Aux camarades, visiteurs du blog, bienvenue ...
Aux camarades qui viennent de rejoindre le blog, bienvenue. A ceux aussi qui lui rendent visite à l'occasion, bonjour. Le combat n'est jamais un échec, s'informer est déjà un pas vers la conscience. L'ordre et la sécurité ne sont pas le désir de tous, s'aliéner par tous les moyens de la société d'aujourd'hui ne nous intéresse pas. Nous ne cherchons pas à exploiter l'autre. Nous ne tournons pas la page des combats passés, ils sont partie de nous. Et chaque mot que nous lisons, chaque image  que nous voyons, contribue à nous former. Nous ne sommes pas dupes. Nous sommes solidaires. Nous chassons les chasseurs d'enfants. Et nous sommes  le jour face à la nuit sans cesse renouvelée de la violence et de l'oppression. Il n'y a pas d'âge pour la révolte. Et 68 rejoint l'esprit de la Bastille de ce 6 mai où les pavés ont su de nouveau voler. La révolte est une et se rit de toutes les différences.

Pour tous ceux qui viennent sur ce blog, qui font "la route des insoumis" que décrit Nathalie, qui sont et seront les révolutionnaires de demain dont parle Jean-Marc, qui se reconnaissent ce droit à l'insurrection que revendique Georges. Pour chacun, ce collage de Joëlle, mieux qu'un bras d'honneur, à tous ceux qui sont ce que nous refusons.

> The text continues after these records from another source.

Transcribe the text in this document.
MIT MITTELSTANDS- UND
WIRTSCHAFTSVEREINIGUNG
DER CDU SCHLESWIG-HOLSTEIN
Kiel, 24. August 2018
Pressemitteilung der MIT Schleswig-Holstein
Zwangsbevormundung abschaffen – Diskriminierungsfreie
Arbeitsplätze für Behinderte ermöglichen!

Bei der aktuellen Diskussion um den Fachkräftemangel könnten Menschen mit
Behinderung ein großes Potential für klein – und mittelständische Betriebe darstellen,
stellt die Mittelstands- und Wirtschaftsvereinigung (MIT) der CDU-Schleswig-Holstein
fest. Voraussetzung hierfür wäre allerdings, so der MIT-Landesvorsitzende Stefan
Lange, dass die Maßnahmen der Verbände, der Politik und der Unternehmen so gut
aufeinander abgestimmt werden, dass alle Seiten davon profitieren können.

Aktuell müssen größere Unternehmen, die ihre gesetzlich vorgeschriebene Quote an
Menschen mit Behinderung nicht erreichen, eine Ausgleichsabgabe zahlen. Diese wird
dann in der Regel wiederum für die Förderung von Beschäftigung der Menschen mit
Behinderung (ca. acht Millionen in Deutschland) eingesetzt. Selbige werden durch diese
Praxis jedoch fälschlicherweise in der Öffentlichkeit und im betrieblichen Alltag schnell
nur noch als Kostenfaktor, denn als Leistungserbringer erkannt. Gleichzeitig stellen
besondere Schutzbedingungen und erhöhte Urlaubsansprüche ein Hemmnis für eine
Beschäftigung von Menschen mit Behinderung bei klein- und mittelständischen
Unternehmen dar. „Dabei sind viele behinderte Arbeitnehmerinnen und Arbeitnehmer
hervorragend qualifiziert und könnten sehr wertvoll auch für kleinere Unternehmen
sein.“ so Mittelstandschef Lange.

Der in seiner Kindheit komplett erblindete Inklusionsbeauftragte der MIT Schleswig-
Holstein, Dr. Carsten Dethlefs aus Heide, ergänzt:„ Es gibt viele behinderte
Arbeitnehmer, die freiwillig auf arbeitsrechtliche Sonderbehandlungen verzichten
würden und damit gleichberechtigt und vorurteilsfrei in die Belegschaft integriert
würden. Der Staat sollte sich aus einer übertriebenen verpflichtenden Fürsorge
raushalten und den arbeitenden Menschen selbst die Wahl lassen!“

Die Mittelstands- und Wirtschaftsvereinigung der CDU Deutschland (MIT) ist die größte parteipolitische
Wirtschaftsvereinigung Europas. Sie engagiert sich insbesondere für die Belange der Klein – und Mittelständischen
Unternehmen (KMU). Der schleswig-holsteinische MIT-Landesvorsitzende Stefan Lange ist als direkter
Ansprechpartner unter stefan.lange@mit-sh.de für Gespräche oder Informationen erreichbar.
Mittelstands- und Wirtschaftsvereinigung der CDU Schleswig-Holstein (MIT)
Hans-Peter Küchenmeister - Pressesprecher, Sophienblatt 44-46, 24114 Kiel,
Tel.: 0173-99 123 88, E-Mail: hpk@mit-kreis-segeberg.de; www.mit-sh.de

La queue de la baleine, Nathalie, nous ne la lâcherons pas!

Joëlle Aubron

Sur ce collage, un poème. linter
C'est l'automne, et ce n'est pas l'automne,
Ces femmes qui marchent
Des combattantes?
Des femmes qui marchent?
Vie de tous les jours ou vie d'exception?
Guerre d'Espagne,
Journées d'après occupation?
Journées d'après l'occupation?
La vie est simple
comme l'est souvent le combat

Entre l'or du feuillage
et le noir et blanc de la vie
Cette image sensible

Georges lors d'une audience devant le JAP en 2005
En tout premier lieu, du fait qu'il va être question ici de mes inclinaisons politiques et de mon évolution depuis 1987 au sein du monde carcéral, je tiens à faire une déclaration de principe : ainsi, conformément à la Constitution de la République française de 1792, repris par l'Article 35 du 26 Juin 1793 *, stipulant un droit à l'insurrection, qui a servi à Valmy pour sauvegarder et étendre la révolution, qui a servi en 1871 avec la Commune de Paris contre l'occupation Prussienne, qui a encore servi en 1940 contre l'occupation national-socialiste allemande et la collaboration pétainiste française, et pour encore servir concrètement après 1968 dans la plupart des pays d'Europe de l'Ouest avec l'insurrection armée larvée et latente contre chaque Etat capitaliste en place et contre l'OTAN ; une Constitution qui après avoir servi depuis son avènement de réfèrent à la plupart des peuples de par le monde pour se libérer des différents maux entretenus que sont, soit l'occupation étrangère, soit l'oppression de classe, soit l'exploitation de l'homme par l'homme jusqu'à l'esclavagisme, leur a ouvert une perspective politique. Et dès lors dans l'assurance qu'elle restera de même une référence au futur pour tous les peuples épris de Liberté, d'Egalité, de Fraternité et de Démocratie, conformément à cette Constitution de 1792 donc, je me refuse à abjurer ces moments historiques comme je me refuse à abjurer la stratégie de Lutte Armée pour le communiste, qui en est une expression particulière.
(
Georges Cipriani  MC Ensisheim, 49 rue de la 1ère armée 68 190 Ensisheim)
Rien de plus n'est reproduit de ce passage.